The international theatre festival Prague Crossroads, which is dedicated to Václav Havel’s political and theatre legacy, presented outstanding international productions in Prague again. Prague Crossroads acknowledged its status as an extraordinary festival, with its program encompassing progressive drama and other crossover projects. Just like last year, the event included debates with authors, lectures and discussions. The festival took place in all spaces of the New Stage as well as in the Estates Theatre at the end.

It was the second time the National Theatre had been the place where acknowledged theatremakers all around the world gathered. Not only they brought their productions to Prague, but they were also available for discussion at the meetings, which are an inseparable part of Prague Crossroads. Foreign theoreticians with lecture overlapping the limits of theatre arrived as well. And, the film was not missing in the program either.

This year’s edition presented artists, who explicitly express their opinions on the contemporary world, life, and society – and not only in Europe. Another significant topic is the emphasis on production and a fragile border between the stage truth and experienced reality, which is a provocative, or at least thrilling, motive at present, when truth is often relativized. Theatremakers presented at the festival work with methods, which are now popular in the world: be it live cinema, a performance as a lecture, working with soundtrack, or physical theatre.

The program opened with the production Gavrilo Princip performed by the Dutch company De Warme Winkel, depicting the life of a person, who, in fact, “triggered the 20th century”. Czech audiences may have been captivated by a point of view from the outside, the method combining theatre and a live cinema as well as an inspiring and entertaining insight into a story European theatres were keen on four years ago.
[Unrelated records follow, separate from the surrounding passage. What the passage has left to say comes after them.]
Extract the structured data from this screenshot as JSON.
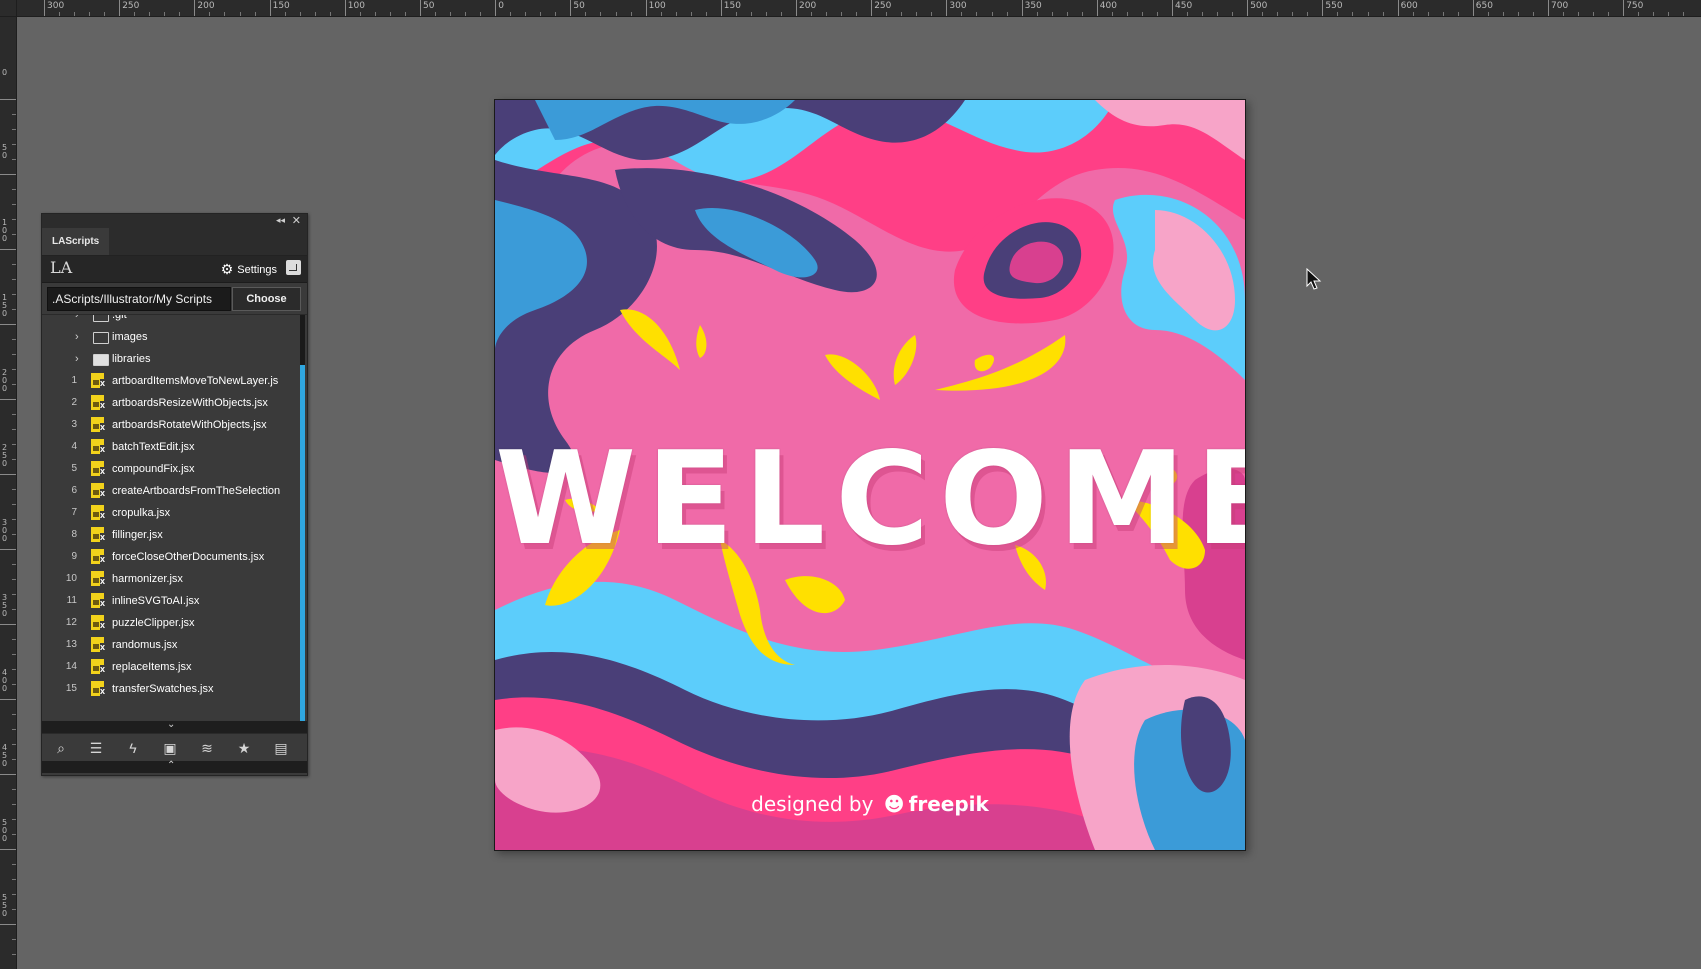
{
  "ruler": {
    "top_labels": [
      "300",
      "250",
      "200",
      "150",
      "100",
      "50",
      "0",
      "50",
      "100",
      "150",
      "200",
      "250",
      "300",
      "350",
      "400",
      "450",
      "500",
      "550",
      "600",
      "650",
      "700",
      "750"
    ],
    "left_labels": [
      "0",
      "50",
      "100",
      "150",
      "200",
      "250",
      "300",
      "350",
      "400",
      "450",
      "500",
      "550"
    ]
  },
  "panel": {
    "tab": "LAScripts",
    "logo": "LA",
    "settings_label": "Settings",
    "path_value": ".AScripts/Illustrator/My Scripts",
    "choose_label": "Choose",
    "folders": [
      {
        "label": ".git",
        "filled": false
      },
      {
        "label": "images",
        "filled": false
      },
      {
        "label": "libraries",
        "filled": true
      }
    ],
    "scripts": [
      {
        "num": "1",
        "label": "artboardItemsMoveToNewLayer.js"
      },
      {
        "num": "2",
        "label": "artboardsResizeWithObjects.jsx"
      },
      {
        "num": "3",
        "label": "artboardsRotateWithObjects.jsx"
      },
      {
        "num": "4",
        "label": "batchTextEdit.jsx"
      },
      {
        "num": "5",
        "label": "compoundFix.jsx"
      },
      {
        "num": "6",
        "label": "createArtboardsFromTheSelection"
      },
      {
        "num": "7",
        "label": "cropulka.jsx"
      },
      {
        "num": "8",
        "label": "fillinger.jsx"
      },
      {
        "num": "9",
        "label": "forceCloseOtherDocuments.jsx"
      },
      {
        "num": "10",
        "label": "harmonizer.jsx"
      },
      {
        "num": "11",
        "label": "inlineSVGToAI.jsx"
      },
      {
        "num": "12",
        "label": "puzzleClipper.jsx"
      },
      {
        "num": "13",
        "label": "randomus.jsx"
      },
      {
        "num": "14",
        "label": "replaceItems.jsx"
      },
      {
        "num": "15",
        "label": "transferSwatches.jsx"
      }
    ],
    "footer_icons": [
      "search-icon",
      "list-icon",
      "lightning-icon",
      "script-icon",
      "layers-icon",
      "star-icon",
      "linkedin-icon"
    ]
  },
  "artboard": {
    "headline": "WELCOME",
    "credit_prefix": "designed by",
    "credit_brand": "freepik"
  },
  "colors": {
    "pink_bg": "#f06aa8",
    "magenta": "#d8408f",
    "hot_pink": "#ff3f86",
    "purple": "#4a3f78",
    "blue": "#3b9bd8",
    "light_blue": "#5ccdfb",
    "light_pink": "#f7a4c8",
    "yellow": "#ffe000",
    "accent_scroll": "#2fa6df"
  }
}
Queen Mary II National Theatre from Lisbon brought the production If a Window Would Open directed by Tiago Rodrigues. He applied the modern method of pre-recorded screenings contrasted with live interaction of actors. One of the most acknowledged theatremakers today and this year’s winner of the Europe Theatre Prize searched for the origins of public and private truth and examines the role of media today.
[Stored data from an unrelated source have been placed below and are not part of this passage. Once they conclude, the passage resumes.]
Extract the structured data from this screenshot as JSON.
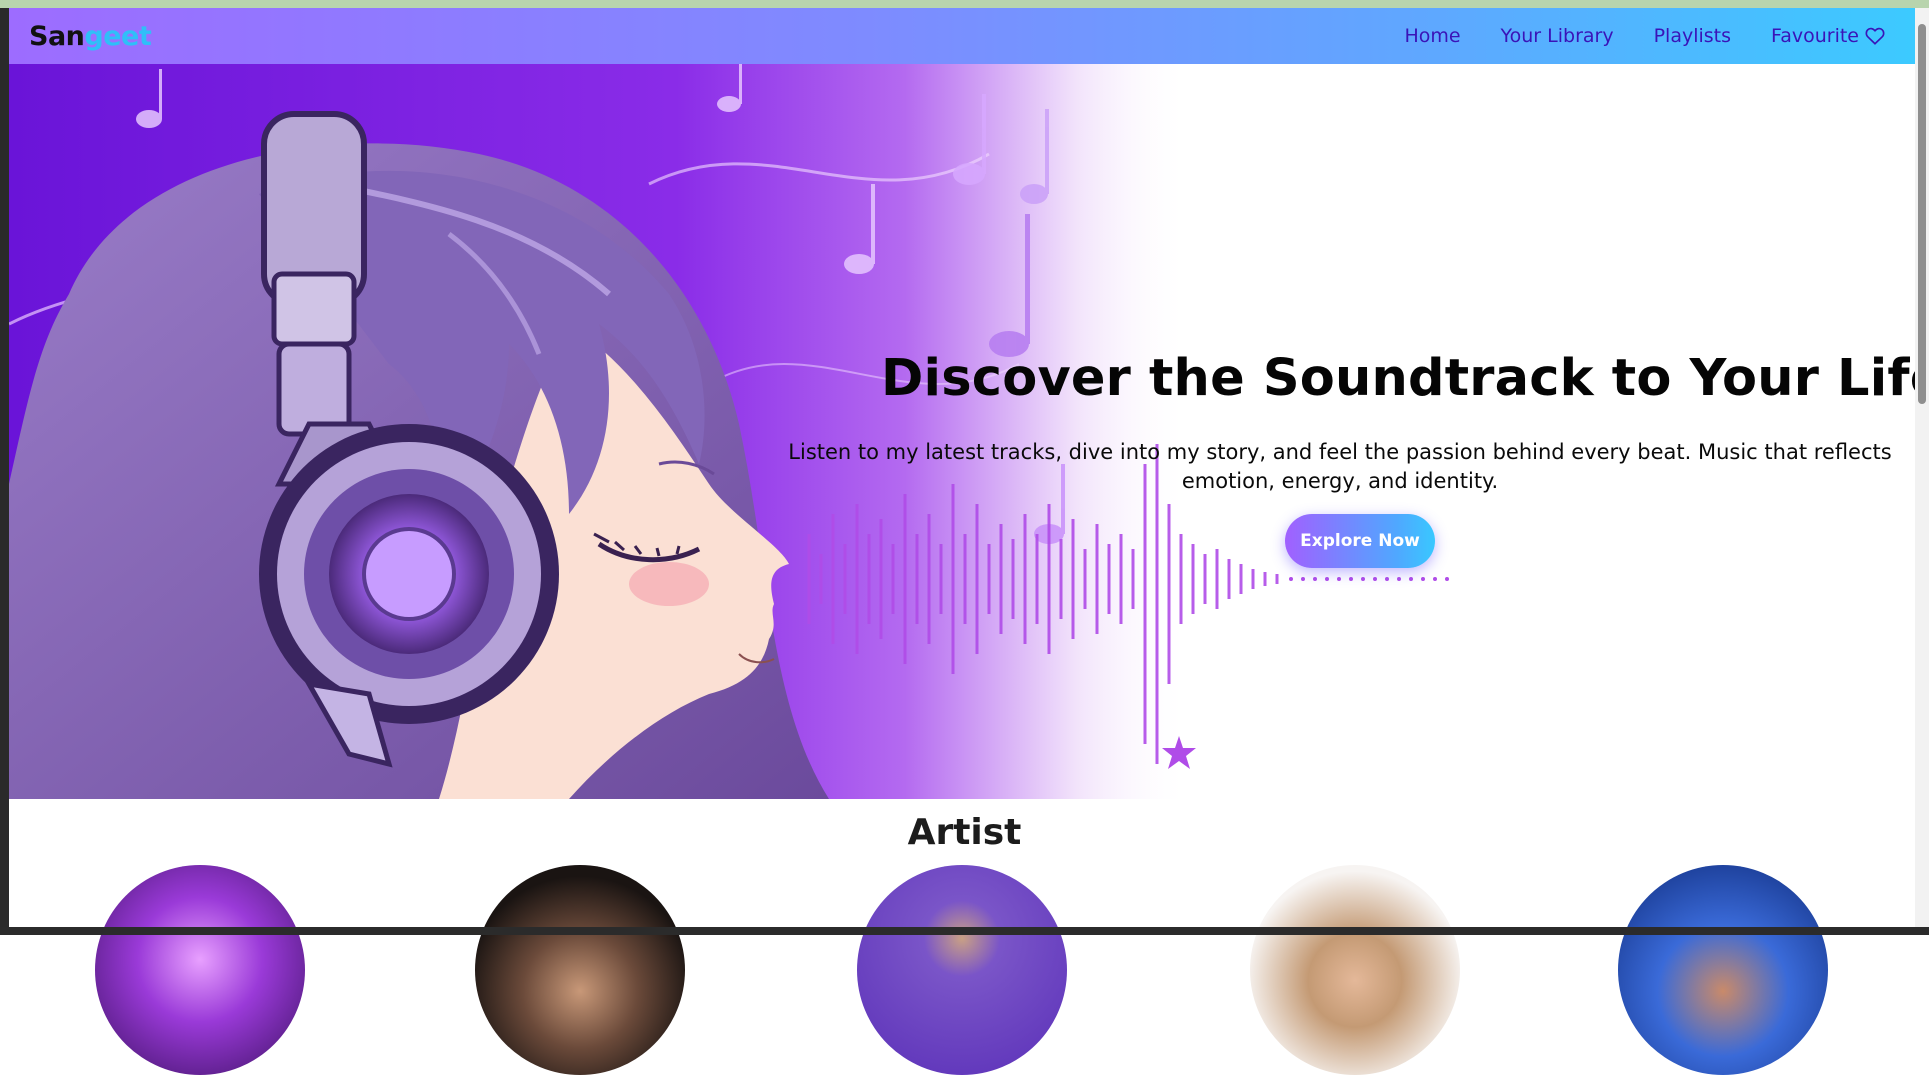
{
  "brand": {
    "name_part1": "San",
    "name_part2": "geet"
  },
  "nav": {
    "links": [
      {
        "label": "Home"
      },
      {
        "label": "Your Library"
      },
      {
        "label": "Playlists"
      },
      {
        "label": "Favourite",
        "icon": "heart-icon"
      }
    ]
  },
  "hero": {
    "title": "Discover the Soundtrack to Your Life",
    "subtitle": "Listen to my latest tracks, dive into my story, and feel the passion behind every beat. Music that reflects emotion, energy, and identity.",
    "cta_label": "Explore Now"
  },
  "artist_section": {
    "title": "Artist"
  },
  "colors": {
    "nav_gradient_start": "#9d6cff",
    "nav_gradient_end": "#3ccaff",
    "nav_link": "#3a14b8",
    "logo_accent": "#2fbff8",
    "hero_purple": "#7b2bd8"
  }
}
Federico León came from Argentina and in his Las ideas, he presented an entertaining analysis of a creative process with the attention paid to the issues of authenticity, truth on the stage, and a constant play with audiences.

The Korean art of theatre cannot be seen in the Czech Republic very often, even though the artist Jaha Koo works in Germany and his style of production has been fundamentally influenced by European theatre. The topic of his Cuckoo performance with the popular means of theatre-lecture was purely Korean: using pots of rice, he took the viewers to an exotic foreign country in order for them to understand soon that many topics (estrangement, loneliness, insecurity) could be conveyed perfectly. The production also had an intensive political topic, which critically evaluated the influence of the United States on Korea today.

The production Sons of Sissy by Austrian choreographer Simon Mayer is an exception in his series of dramas. The piece without words carried the central topic of deviation from stereotypes, social roots, binding tradition, and outdated patriarchy as well as the energy of pure joy (and enthralling virtuosity) of physical and musical performance, which was perfectly revealing, metaphorical, but communicative, communicating, and topical at the same time.

The topic of communication, truth (again), and a non-actor – child – was depicted in British theatremaker Ant Hampton’s performance. Crazy but True was a three-hour conference of experts whose knowledge can be listened with fascination, enchantment, and surprise that those experts are children. The experiment based on the contrast of unbelievable facts and children’s naivety was captivating for both performing children and viewers, who decide to spend the whole time with the “experts” or be with them only for a while.

Another deviation from theatre was a film screening My Country; a Work in progress. The artistic director of the National Theatre in London and his team set off to listen to the “vox populi” after the referendum about Brexit, and, inspired by these interviews, he put together a production with a shape of a film. The last performance of My Country had already taken place, but the film remained; we assume that in the time of growing mistrust in united Europe there is a point in observing how people in other countries see the issues of citizenship, uniformity and difference, and how to interpret in artistically.

The most famous artist came from Latvia, or the United States, to be specific. Prague Crossroads culminated with Mikhail Baryshnikov, an actor, who used to be a dancer, and at our festival, he performed poems by Joseph Brodsky in the production of Brodsky/Baryshnikov.